Heuristic Adaptation of Potentially Misspecified Domain Support for Likelihood-Free Inference in Stochastic Dynamical Systems
Georgios Kamaras, Craig Innes, Subramanian Ramamoorthy
TL;DR
This paper addresses the problem that a fixed domain support in likelihood-free inference (LFI) can yield suboptimal and overconfident posteriors in sim-to-real robotics tasks. It introduces three heuristic BayesSim variants—EDGE, MODE, and CENTRE—to adapt the parameter support during iterative LFI, and demonstrates their effects on two stochastic benchmarks (Lotka-Volterra and M/G/1) as well as a high-dimensional deformable linear object (DLO) whipping task within a Real2Sim2Real framework.
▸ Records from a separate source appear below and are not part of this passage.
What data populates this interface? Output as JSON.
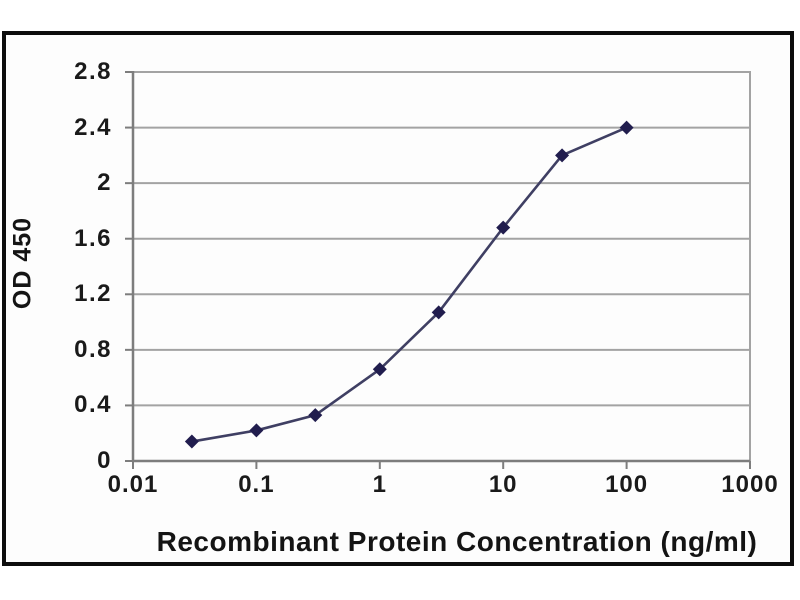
{
  "chart_data": {
    "type": "line",
    "title": "",
    "xlabel": "Recombinant Protein Concentration (ng/ml)",
    "ylabel": "OD 450",
    "x_scale": "log",
    "xlim": [
      0.01,
      1000
    ],
    "ylim": [
      0,
      2.8
    ],
    "xticks": [
      0.01,
      0.1,
      1,
      10,
      100,
      1000
    ],
    "xtick_labels": [
      "0.01",
      "0.1",
      "1",
      "10",
      "100",
      "1000"
    ],
    "yticks": [
      0,
      0.4,
      0.8,
      1.2,
      1.6,
      2,
      2.4,
      2.8
    ],
    "ytick_labels": [
      "0",
      "0.4",
      "0.8",
      "1.2",
      "1.6",
      "2",
      "2.4",
      "2.8"
    ],
    "grid": "horizontal",
    "legend": "none",
    "series": [
      {
        "name": "OD 450",
        "marker": "diamond",
        "x": [
          0.03,
          0.1,
          0.3,
          1,
          3,
          10,
          30,
          100
        ],
        "y": [
          0.14,
          0.22,
          0.33,
          0.66,
          1.07,
          1.68,
          2.2,
          2.4
        ]
      }
    ],
    "colors": {
      "line": "#3f3f63",
      "marker": "#211d4e",
      "gridline": "#a3a3a3",
      "axis": "#7d7d7d",
      "text": "#1a1a1a",
      "frame_border": "#0d0d0d",
      "plot_background": "#fdfdfd"
    }
  }
}
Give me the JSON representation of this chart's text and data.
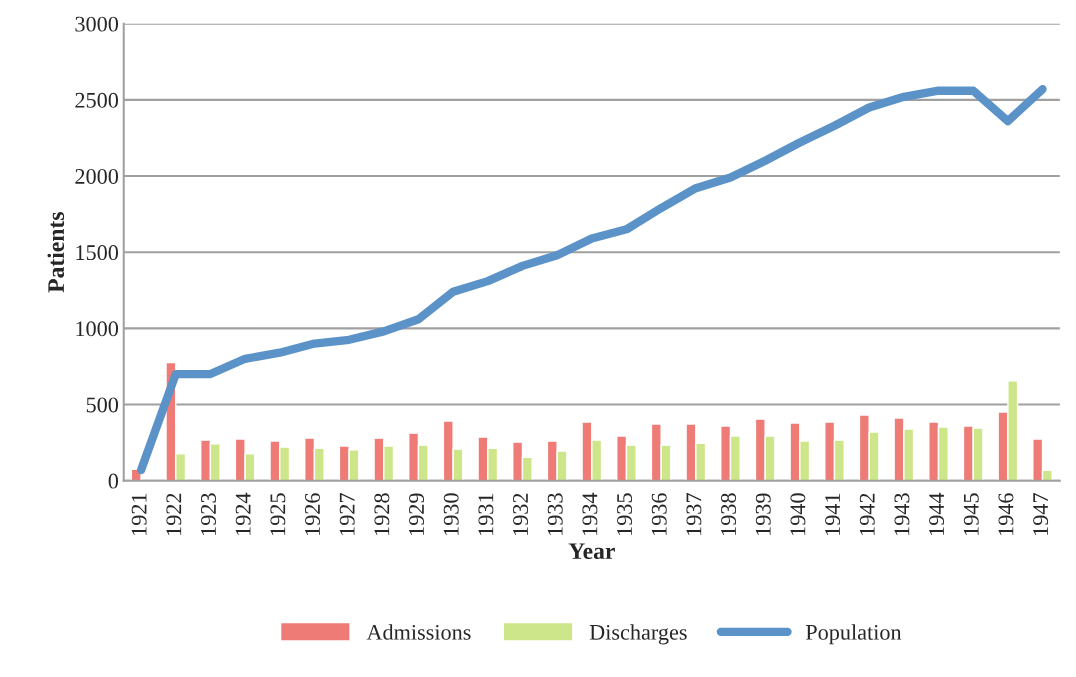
{
  "chart_data": {
    "type": "bar",
    "xlabel": "Year",
    "ylabel": "Patients",
    "categories": [
      "1921",
      "1922",
      "1923",
      "1924",
      "1925",
      "1926",
      "1927",
      "1928",
      "1929",
      "1930",
      "1931",
      "1932",
      "1933",
      "1934",
      "1935",
      "1936",
      "1937",
      "1938",
      "1939",
      "1940",
      "1941",
      "1942",
      "1943",
      "1944",
      "1945",
      "1946",
      "1947"
    ],
    "series": [
      {
        "name": "Admissions",
        "color": "#ee7b76",
        "values": [
          75,
          775,
          266,
          273,
          260,
          279,
          227,
          279,
          312,
          392,
          286,
          253,
          260,
          385,
          293,
          372,
          372,
          359,
          405,
          378,
          385,
          431,
          411,
          385,
          359,
          451,
          273
        ]
      },
      {
        "name": "Discharges",
        "color": "#cde68a",
        "values": [
          null,
          176,
          242,
          176,
          220,
          213,
          202,
          227,
          233,
          207,
          213,
          154,
          194,
          266,
          233,
          233,
          246,
          293,
          293,
          260,
          266,
          319,
          339,
          352,
          345,
          656,
          68
        ]
      },
      {
        "name": "Population",
        "type": "line",
        "color": "#5b93c8",
        "values": [
          70,
          700,
          700,
          800,
          840,
          900,
          925,
          980,
          1060,
          1240,
          1310,
          1410,
          1480,
          1590,
          1650,
          1790,
          1920,
          1990,
          2100,
          2220,
          2330,
          2450,
          2520,
          2560,
          2560,
          2360,
          2570
        ]
      }
    ],
    "ylim": [
      0,
      3000
    ],
    "yticks": [
      0,
      500,
      1000,
      1500,
      2000,
      2500,
      3000
    ],
    "grid": "y",
    "legend": "bottom"
  }
}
The EDGE variant, based on posterior mass near domain edges, emerges as the most robust across tasks, improving both posterior fidelity and domain sampling for downstream domain randomisation in RL. Empirically, adaptive support leads to stronger object-centric policy adaptation and improved real-world performance on several DLO instances, while also highlighting the need for careful tuning and a feasible domain definition. The work suggests a path toward relaxing prior assumptions in LFI and integrating adaptive support with Bed/BO-inspired design, with future directions including automatic feasibility checks and more efficient inference steps.
Abstract
In robotics, likelihood-free inference (LFI) can provide the domain distribution that adapts a learnt agent in a parametric set of deployment conditions. LFI assumes an arbitrary support for sampling, which remains constant as the initial generic prior is iteratively refined to more descriptive posteriors. However, a potentially misspecified support can lead to suboptimal, yet falsely certain, posteriors. To address this issue, we propose three heuristic LFI variants: EDGE, MODE, and CENTRE. Each interprets the posterior mode shift over inference steps in its own way and, when integrated into an LFI step, adapts the support alongside posterior inference. We first expose the support misspecification issue and evaluate our heuristics using stochastic dynamical benchmarks. We then evaluate the impact of heuristic support adaptation on parameter inference and policy learning for a dynamic deformable linear object (DLO) manipulation task. Inference results in a finer length and stiffness classification for a parametric set of DLOs. When the resulting posteriors are used as domain distributions for sim-based policy learning, they lead to more robust object-centric agent performance.